Faz alguma impressão assistir a sinais políticos errados por parte de muitas forças políticas. Claro, o PCP e o Bloco de Esquerda fazem sempre o mesmo discurso a favor dos deserdados. Cumprem o seu papel. Cultivam o seu nicho de mercado eleitoral. Sublinham a sua vocação de protesto. Cumprem os seus rituais ideológicos. Não são surpresa para ninguém. Nem sequer para o PS a quem atacam como se fosse o seu adversário principal. Há muito que é assim. Até há uma explicação para isso: movem-se na mesma base eleitoral. Mas há nisto um pequeno problema: a consistência eleitoral destes dois partidos já é excessiva para uma mera lógica de protesto.

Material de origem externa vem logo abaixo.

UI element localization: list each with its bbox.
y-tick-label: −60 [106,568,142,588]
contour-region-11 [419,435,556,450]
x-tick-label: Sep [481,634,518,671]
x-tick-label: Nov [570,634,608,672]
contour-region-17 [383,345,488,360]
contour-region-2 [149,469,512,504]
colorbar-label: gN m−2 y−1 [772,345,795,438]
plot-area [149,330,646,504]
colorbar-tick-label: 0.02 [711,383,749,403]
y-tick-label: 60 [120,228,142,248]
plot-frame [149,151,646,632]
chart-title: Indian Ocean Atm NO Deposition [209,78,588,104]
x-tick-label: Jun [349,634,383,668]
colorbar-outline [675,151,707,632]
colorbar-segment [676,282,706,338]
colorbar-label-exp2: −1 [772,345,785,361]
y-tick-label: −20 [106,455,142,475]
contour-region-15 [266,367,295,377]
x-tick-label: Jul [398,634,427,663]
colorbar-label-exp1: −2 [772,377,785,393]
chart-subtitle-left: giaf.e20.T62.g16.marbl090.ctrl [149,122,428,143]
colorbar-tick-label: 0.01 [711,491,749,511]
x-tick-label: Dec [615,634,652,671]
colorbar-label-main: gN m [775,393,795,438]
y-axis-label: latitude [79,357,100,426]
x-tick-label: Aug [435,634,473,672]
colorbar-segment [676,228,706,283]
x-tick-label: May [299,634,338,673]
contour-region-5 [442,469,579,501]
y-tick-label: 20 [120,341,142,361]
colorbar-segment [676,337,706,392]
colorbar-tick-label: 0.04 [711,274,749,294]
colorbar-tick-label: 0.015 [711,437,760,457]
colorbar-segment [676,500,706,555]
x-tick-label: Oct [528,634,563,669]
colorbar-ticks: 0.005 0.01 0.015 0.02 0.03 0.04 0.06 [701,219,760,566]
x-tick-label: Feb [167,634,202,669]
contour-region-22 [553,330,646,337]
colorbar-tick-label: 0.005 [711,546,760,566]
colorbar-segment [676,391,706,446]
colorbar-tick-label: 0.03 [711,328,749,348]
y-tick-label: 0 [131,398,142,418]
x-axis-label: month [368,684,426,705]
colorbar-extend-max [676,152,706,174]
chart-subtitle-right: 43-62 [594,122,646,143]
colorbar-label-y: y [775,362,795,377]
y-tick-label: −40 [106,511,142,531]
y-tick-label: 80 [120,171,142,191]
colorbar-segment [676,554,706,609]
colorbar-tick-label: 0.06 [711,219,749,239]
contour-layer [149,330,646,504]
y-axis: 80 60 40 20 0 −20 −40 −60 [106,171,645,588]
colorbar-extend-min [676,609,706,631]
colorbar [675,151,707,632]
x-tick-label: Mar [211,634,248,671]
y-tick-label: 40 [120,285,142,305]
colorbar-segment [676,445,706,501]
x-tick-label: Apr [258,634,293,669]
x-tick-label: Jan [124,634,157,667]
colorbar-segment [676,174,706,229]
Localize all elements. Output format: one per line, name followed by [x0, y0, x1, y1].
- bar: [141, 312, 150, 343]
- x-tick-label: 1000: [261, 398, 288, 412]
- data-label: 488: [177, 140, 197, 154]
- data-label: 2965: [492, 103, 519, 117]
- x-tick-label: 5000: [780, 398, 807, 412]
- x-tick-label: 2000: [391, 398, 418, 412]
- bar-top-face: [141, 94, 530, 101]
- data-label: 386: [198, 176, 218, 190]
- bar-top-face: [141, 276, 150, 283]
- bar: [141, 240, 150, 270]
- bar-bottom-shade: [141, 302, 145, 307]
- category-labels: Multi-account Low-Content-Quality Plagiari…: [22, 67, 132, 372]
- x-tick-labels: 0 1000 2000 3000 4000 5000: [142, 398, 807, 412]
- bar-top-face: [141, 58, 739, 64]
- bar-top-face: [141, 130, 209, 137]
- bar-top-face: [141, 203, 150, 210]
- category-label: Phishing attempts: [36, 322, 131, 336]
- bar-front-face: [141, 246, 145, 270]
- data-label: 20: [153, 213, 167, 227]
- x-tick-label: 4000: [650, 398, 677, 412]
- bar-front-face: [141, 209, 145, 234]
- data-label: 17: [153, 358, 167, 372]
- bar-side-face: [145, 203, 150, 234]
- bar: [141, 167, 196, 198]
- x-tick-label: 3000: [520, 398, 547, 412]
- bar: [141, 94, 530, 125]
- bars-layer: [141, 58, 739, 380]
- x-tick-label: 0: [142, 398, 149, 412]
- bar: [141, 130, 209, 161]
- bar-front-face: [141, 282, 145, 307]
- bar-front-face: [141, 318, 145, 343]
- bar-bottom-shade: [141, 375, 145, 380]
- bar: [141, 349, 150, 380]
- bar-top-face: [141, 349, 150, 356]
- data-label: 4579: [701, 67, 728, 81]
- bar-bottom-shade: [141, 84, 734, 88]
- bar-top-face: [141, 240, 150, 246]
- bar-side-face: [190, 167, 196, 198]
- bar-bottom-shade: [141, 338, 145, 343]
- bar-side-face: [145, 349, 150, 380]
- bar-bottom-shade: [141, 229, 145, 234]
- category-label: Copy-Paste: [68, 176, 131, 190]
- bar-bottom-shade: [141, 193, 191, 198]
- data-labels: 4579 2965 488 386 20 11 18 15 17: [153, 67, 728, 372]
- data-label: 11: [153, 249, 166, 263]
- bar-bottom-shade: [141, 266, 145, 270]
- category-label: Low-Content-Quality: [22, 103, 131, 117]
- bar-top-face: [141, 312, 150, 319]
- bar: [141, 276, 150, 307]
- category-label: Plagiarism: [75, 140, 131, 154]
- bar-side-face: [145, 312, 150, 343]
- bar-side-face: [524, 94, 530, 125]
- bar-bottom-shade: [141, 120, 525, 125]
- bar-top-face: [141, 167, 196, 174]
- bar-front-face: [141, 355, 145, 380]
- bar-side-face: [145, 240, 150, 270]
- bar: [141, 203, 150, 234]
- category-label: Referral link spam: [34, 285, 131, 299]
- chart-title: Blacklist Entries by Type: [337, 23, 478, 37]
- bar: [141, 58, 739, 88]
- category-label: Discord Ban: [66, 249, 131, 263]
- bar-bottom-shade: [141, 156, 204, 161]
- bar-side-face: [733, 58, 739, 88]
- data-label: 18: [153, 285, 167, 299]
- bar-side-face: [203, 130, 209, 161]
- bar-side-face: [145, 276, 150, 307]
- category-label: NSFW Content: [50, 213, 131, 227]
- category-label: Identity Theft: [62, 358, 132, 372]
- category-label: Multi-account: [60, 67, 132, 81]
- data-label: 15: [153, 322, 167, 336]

Já é, pois, altura de, à esquerda do PS, alguém começar a fazer um discurso de convergência, nem que seja «paralela», com quem está a gerir o País com uma agenda de mudança e de modernização, sustentada no único modelo de desenvolvimento viável. O velho discurso ideológico e proclamatório de uma esquerda que só sabe protestar contra as injustiças deste mundo, contra este desgraçado vale de lágrimas, zangada com o estado sempre lastimoso do mundo, de dedo sempre em riste contra quem ousa fazer alguma coisa que não seja protestar, este velho estilo já não leva a lado nenhum e só contribui para alimentar a demagogia e o atraso. Faz impressão, por sua vez, ouvir da direita um discurso mais próprio dos «robins dos bosques» deste mundo do que dos defensores da ordem, dos impostos e do Estado em geral. Campeão desta confusão de géneros é um Paulo Portas que esgrime, com uma leveza admirável, argumentos contra tudo e a favor de tudo, mudando de pose consoante a posição. Ou o discurso do partido alternativo de governo em torno da reconversão do investimento estrutural em políticas de solidariedade. Preocupação que a actual líder parece que não tinha quando fez aumentar em cerca de três pontos percentuais a taxa de desemprego, durante o XV governo constitucional.

O que temos – da esquerda à direita – é uma imensa pregação moral em torno dos males deste mundo, como se de um dia para o outro, à velocidade de uma viragem da bolsa de valores, os portugueses se tivessem encontrado com uma economia deficitária e com problemas estruturais. Não me surpreenderia, por isso, ver, um dia, o principal partido da oposição dar loas ao deficit e à dívida pública que a seu tempo contraíram, em nome da solidariedade com os deserdados deste mundo, afinal, todos nós. Paulo Portas certamente aplaudiria e estaria pronto, mais uma vez, a participar na ladaínha, quem sabe se, desta vez, descobrindo no CDS a verdadeira vocação democrata cristã.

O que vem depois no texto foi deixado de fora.